Refereed article in compilation book (A3)

Doing Their Master's Bidding: Domesticated Animals in Kukryniksy's Pravda Political Cartoons

List of Authors: Reeta Kangas

Place: Bielefeld

Publication year: 2015

Book title *: Tiere, Texte, Transformationen: Kritische Perspektiven der Human-Animal Studies

ISBN: 978-3-8376-2873-9


Cow, dog, swine, chicken — visual propaganda frequently uses animal symbolism to describe the enemy’s nature. This is the case also with Soviet political cartoons, which had a significant role within the country’s propaganda machine. This paper uses the Soviet cartoonist trio Kukryniksy’s work published in the Communist Party newspaper Pravda during 1965–1982 to examine the ways in which animal symbolism was used to characterise the enemy and further the gap between the Soviet sphere and the West.

The relationship between humans and their domesticated animals is a special one. Therefore this paper analyses the ways in which domesticated animals were used in Soviet political cartoons to create ridicule and hostility towards the ideological enemy, as well as, by contrast, to promote the Soviet ideology. Different animal symbols communicated different ideas of the enemy country’s nature to the audience. They were used within varying cultural frameworks to manipulate the readership's views on the Cold War and the nature of the enemy. This reveals some of the mindsets in which humans regard other animals and project certain human-invented attributes and characteristics to them.
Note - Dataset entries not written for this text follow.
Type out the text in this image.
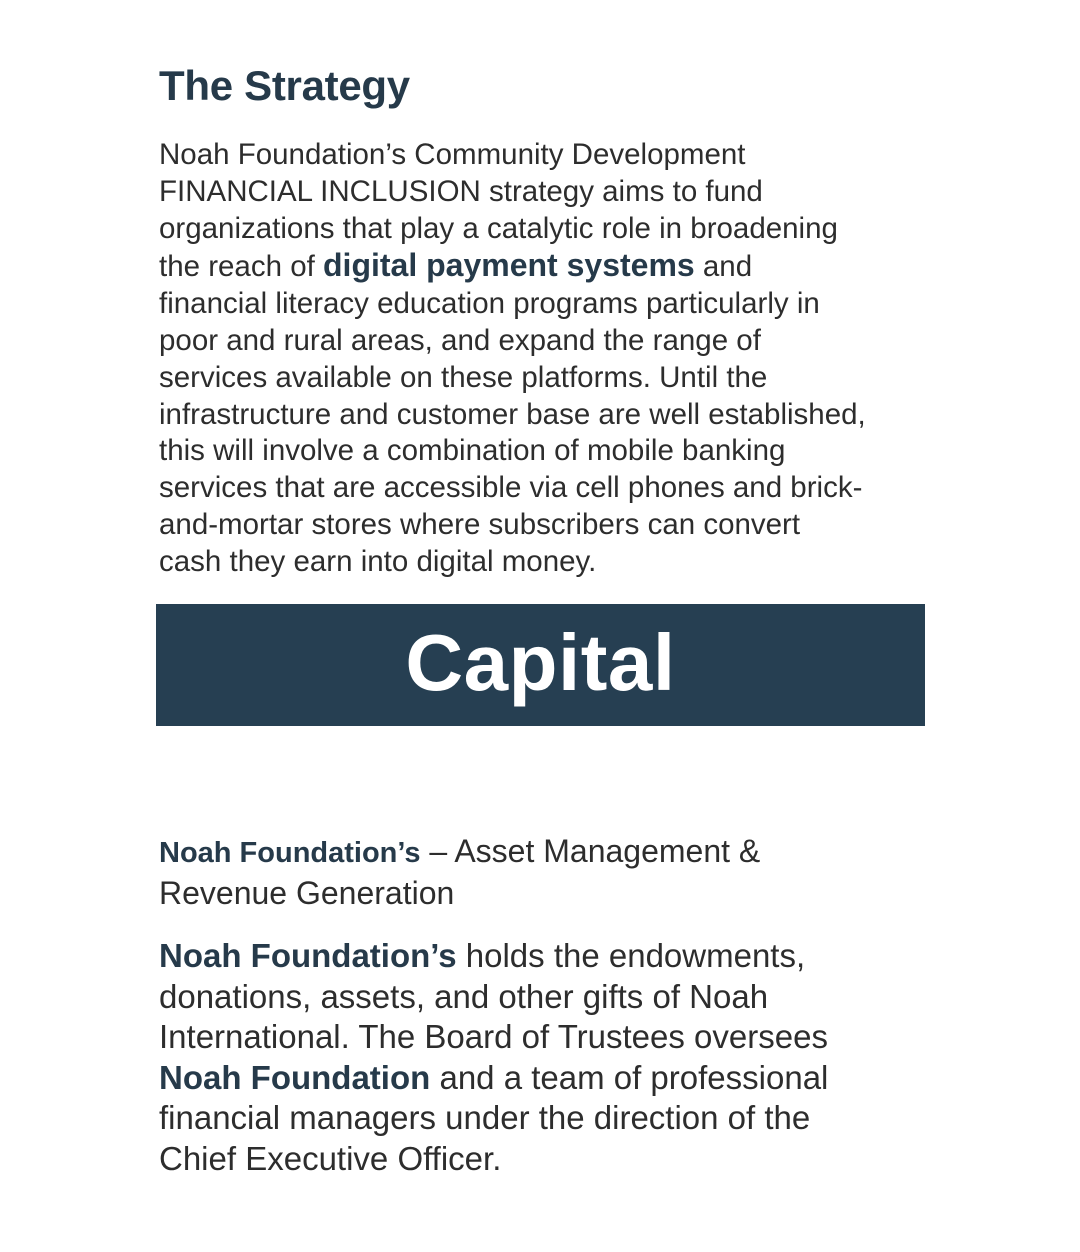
The Strategy

Noah Foundation’s Community Development

FINANCIAL INCLUSION strategy aims to fund

organizations that play a catalytic role in broadening

the reach of digital payment systems and

financial literacy education programs particularly in

poor and rural areas, and expand the range of

services available on these platforms. Until the

infrastructure and customer base are well established,

this will involve a combination of mobile banking

services that are accessible via cell phones and brick-

and-mortar stores where subscribers can convert

cash they earn into digital money.

Capital

Noah Foundation’s – Asset Management &
Revenue Generation

Noah Foundation’s holds the endowments,
donations, assets, and other gifts of Noah
International. The Board of Trustees oversees
Noah Foundation and a team of professional
financial managers under the direction of the
Chief Executive Officer.
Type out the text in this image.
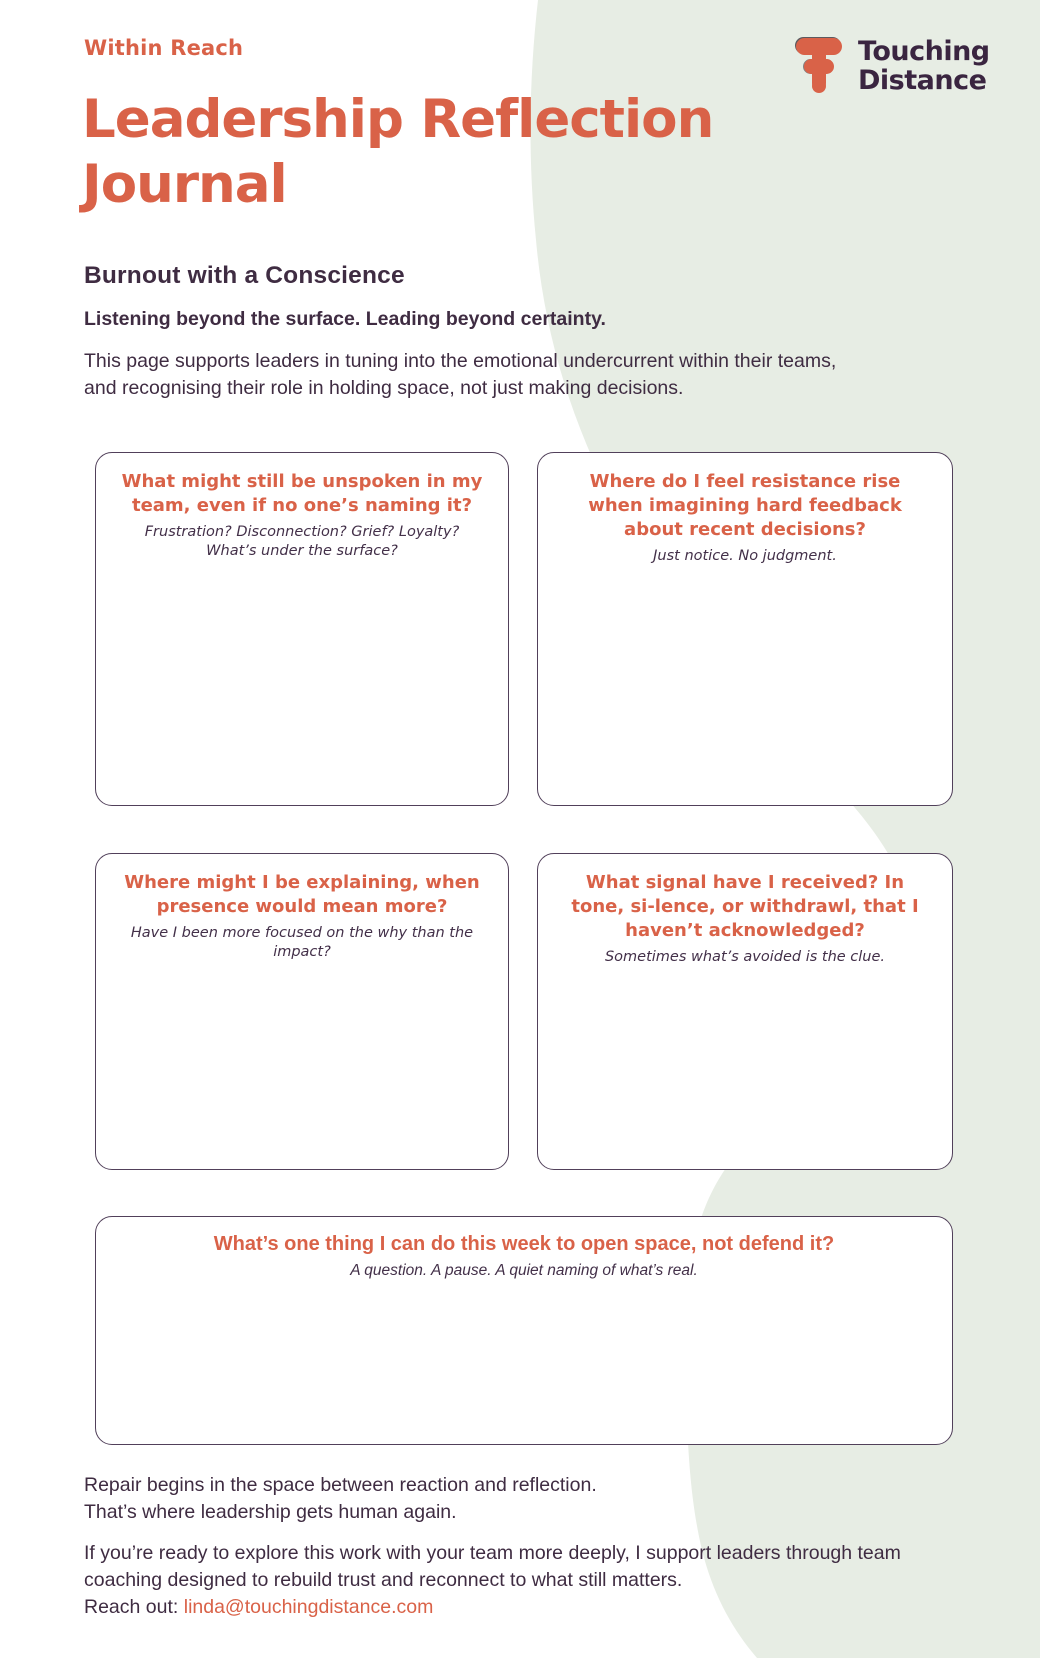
Within Reach	Touching
Distance
Leadership Reflection Journal
Burnout with a Conscience
Listening beyond the surface. Leading beyond certainty.
This page supports leaders in tuning into the emotional undercurrent within their teams, and recognising their role in holding space, not just making decisions.
What might still be unspoken in my team, even if no one’s naming it?
Frustration? Disconnection? Grief? Loyalty? What’s under the surface?
Where do I feel resistance rise when imagining hard feedback about recent decisions?
Just notice. No judgment.
Where might I be explaining, when presence would mean more?
Have I been more focused on the why than the impact?
What signal have I received? In tone, si-lence, or withdrawl, that I haven’t acknowledged?
Sometimes what’s avoided is the clue.
What’s one thing I can do this week to open space, not defend it?
A question. A pause. A quiet naming of what’s real.
Repair begins in the space between reaction and reflection.
That’s where leadership gets human again.
If you’re ready to explore this work with your team more deeply, I support leaders through team coaching designed to rebuild trust and reconnect to what still matters.
Reach out: linda@touchingdistance.com
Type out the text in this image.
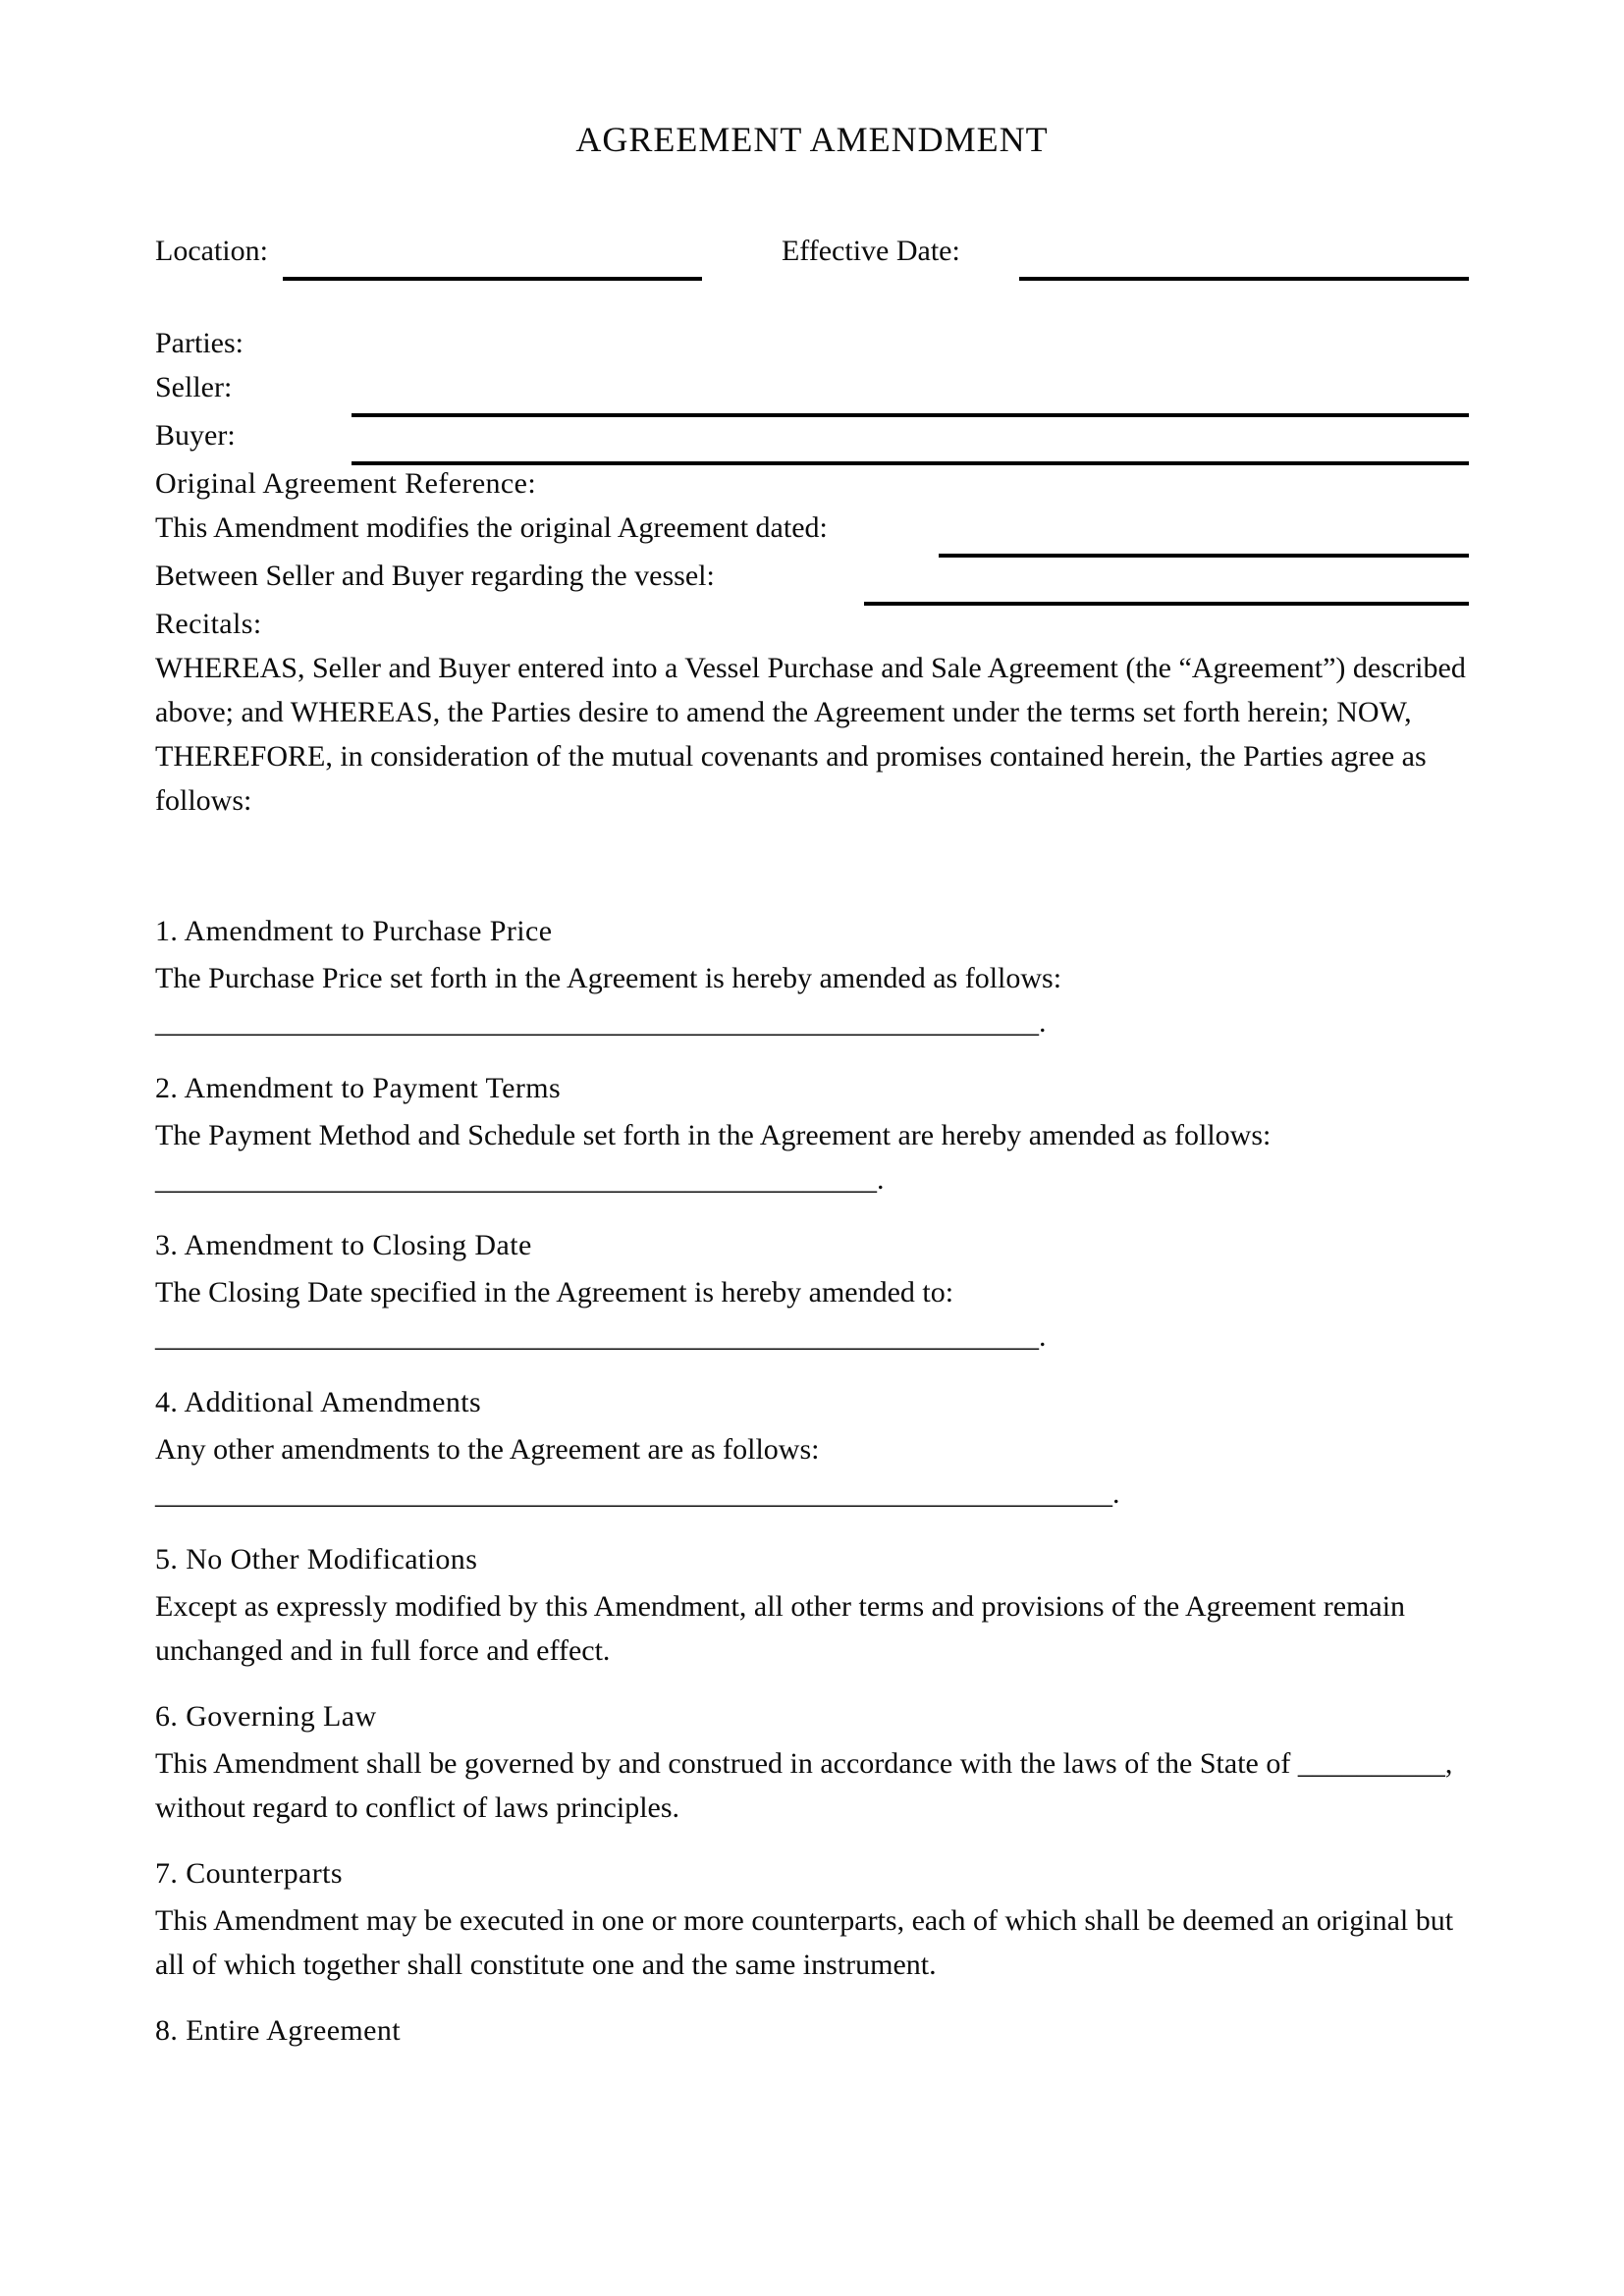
AGREEMENT AMENDMENT
Location:	Effective Date:

Parties:

Seller:
Buyer:
Original Agreement Reference:
This Amendment modifies the original Agreement dated:
Between Seller and Buyer regarding the vessel:
Recitals:

WHEREAS, Seller and Buyer entered into a Vessel Purchase and Sale Agreement (the “Agreement”) described above; and WHEREAS, the Parties desire to amend the Agreement under the terms set forth herein; NOW, THEREFORE, in consideration of the mutual covenants and promises contained herein, the Parties agree as follows:

1. Amendment to Purchase Price

The Purchase Price set forth in the Agreement is hereby amended as follows:

____________________________________________________________.

2. Amendment to Payment Terms

The Payment Method and Schedule set forth in the Agreement are hereby amended as follows:

_________________________________________________.

3. Amendment to Closing Date

The Closing Date specified in the Agreement is hereby amended to:

____________________________________________________________.

4. Additional Amendments

Any other amendments to the Agreement are as follows:

_________________________________________________________________.

5. No Other Modifications

Except as expressly modified by this Amendment, all other terms and provisions of the Agreement remain unchanged and in full force and effect.

6. Governing Law

This Amendment shall be governed by and construed in accordance with the laws of the State of __________, without regard to conflict of laws principles.

7. Counterparts

This Amendment may be executed in one or more counterparts, each of which shall be deemed an original but all of which together shall constitute one and the same instrument.

8. Entire Agreement
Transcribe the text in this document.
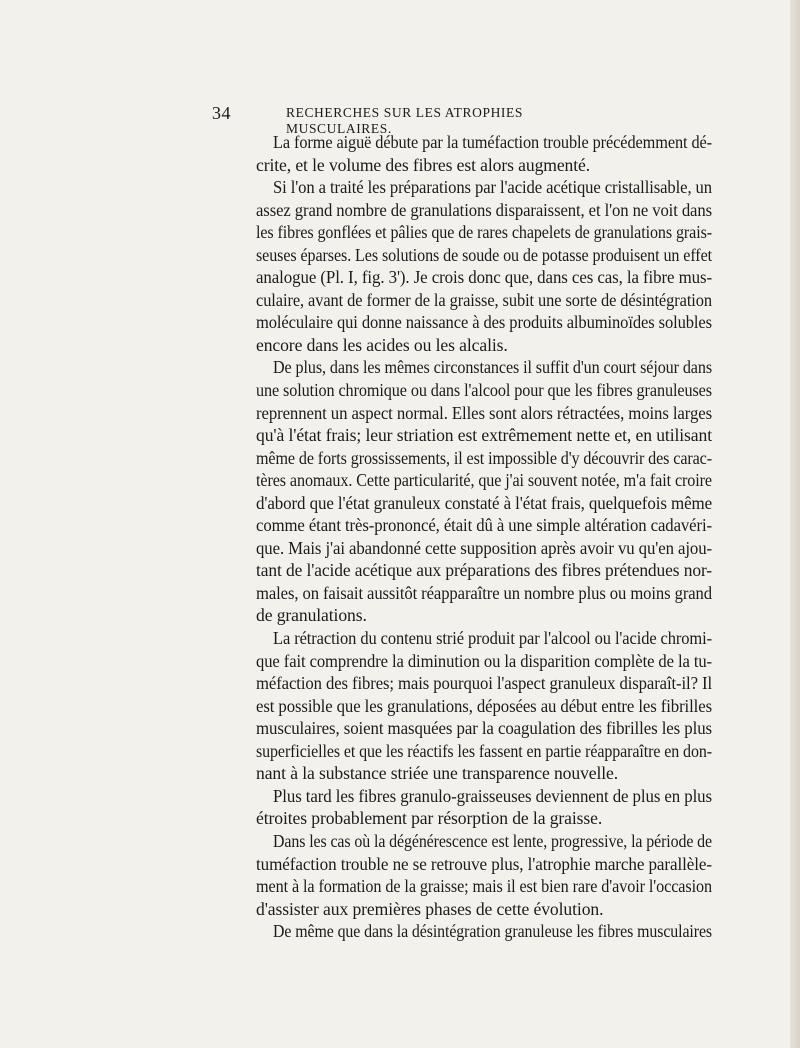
34	RECHERCHES SUR LES ATROPHIES MUSCULAIRES.
La forme aiguë débute par la tuméfaction trouble précédemment dé-
crite, et le volume des fibres est alors augmenté.
Si l'on a traité les préparations par l'acide acétique cristallisable, un
assez grand nombre de granulations disparaissent, et l'on ne voit dans
les fibres gonflées et pâlies que de rares chapelets de granulations grais-
seuses éparses. Les solutions de soude ou de potasse produisent un effet
analogue (Pl. I, fig. 3'). Je crois donc que, dans ces cas, la fibre mus-
culaire, avant de former de la graisse, subit une sorte de désintégration
moléculaire qui donne naissance à des produits albuminoïdes solubles
encore dans les acides ou les alcalis.
De plus, dans les mêmes circonstances il suffit d'un court séjour dans
une solution chromique ou dans l'alcool pour que les fibres granuleuses
reprennent un aspect normal. Elles sont alors rétractées, moins larges
qu'à l'état frais; leur striation est extrêmement nette et, en utilisant
même de forts grossissements, il est impossible d'y découvrir des carac-
tères anomaux. Cette particularité, que j'ai souvent notée, m'a fait croire
d'abord que l'état granuleux constaté à l'état frais, quelquefois même
comme étant très-prononcé, était dû à une simple altération cadavéri-
que. Mais j'ai abandonné cette supposition après avoir vu qu'en ajou-
tant de l'acide acétique aux préparations des fibres prétendues nor-
males, on faisait aussitôt réapparaître un nombre plus ou moins grand
de granulations.
La rétraction du contenu strié produit par l'alcool ou l'acide chromi-
que fait comprendre la diminution ou la disparition complète de la tu-
méfaction des fibres; mais pourquoi l'aspect granuleux disparaît-il? Il
est possible que les granulations, déposées au début entre les fibrilles
musculaires, soient masquées par la coagulation des fibrilles les plus
superficielles et que les réactifs les fassent en partie réapparaître en don-
nant à la substance striée une transparence nouvelle.
Plus tard les fibres granulo-graisseuses deviennent de plus en plus
étroites probablement par résorption de la graisse.
Dans les cas où la dégénérescence est lente, progressive, la période de
tuméfaction trouble ne se retrouve plus, l'atrophie marche parallèle-
ment à la formation de la graisse; mais il est bien rare d'avoir l'occasion
d'assister aux premières phases de cette évolution.
De même que dans la désintégration granuleuse les fibres musculaires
With the use of animal symbolism the Soviet propaganda attributed to the enemy the characteristics of the specific animal in question. Thus, for example, when the enemy was depicted as somebody’s lapdog, the audience understood the relation between these two to be one of a master and a dog; the dog being eager to please its master. In this context we can see how the Soviet propagandists used animals that in the nation’s mind had certain attributes and characteristics that could be used to describe a person’s or nation’s nature. Furthermore, it examines the different characteristics that are attached to various domesticated animals.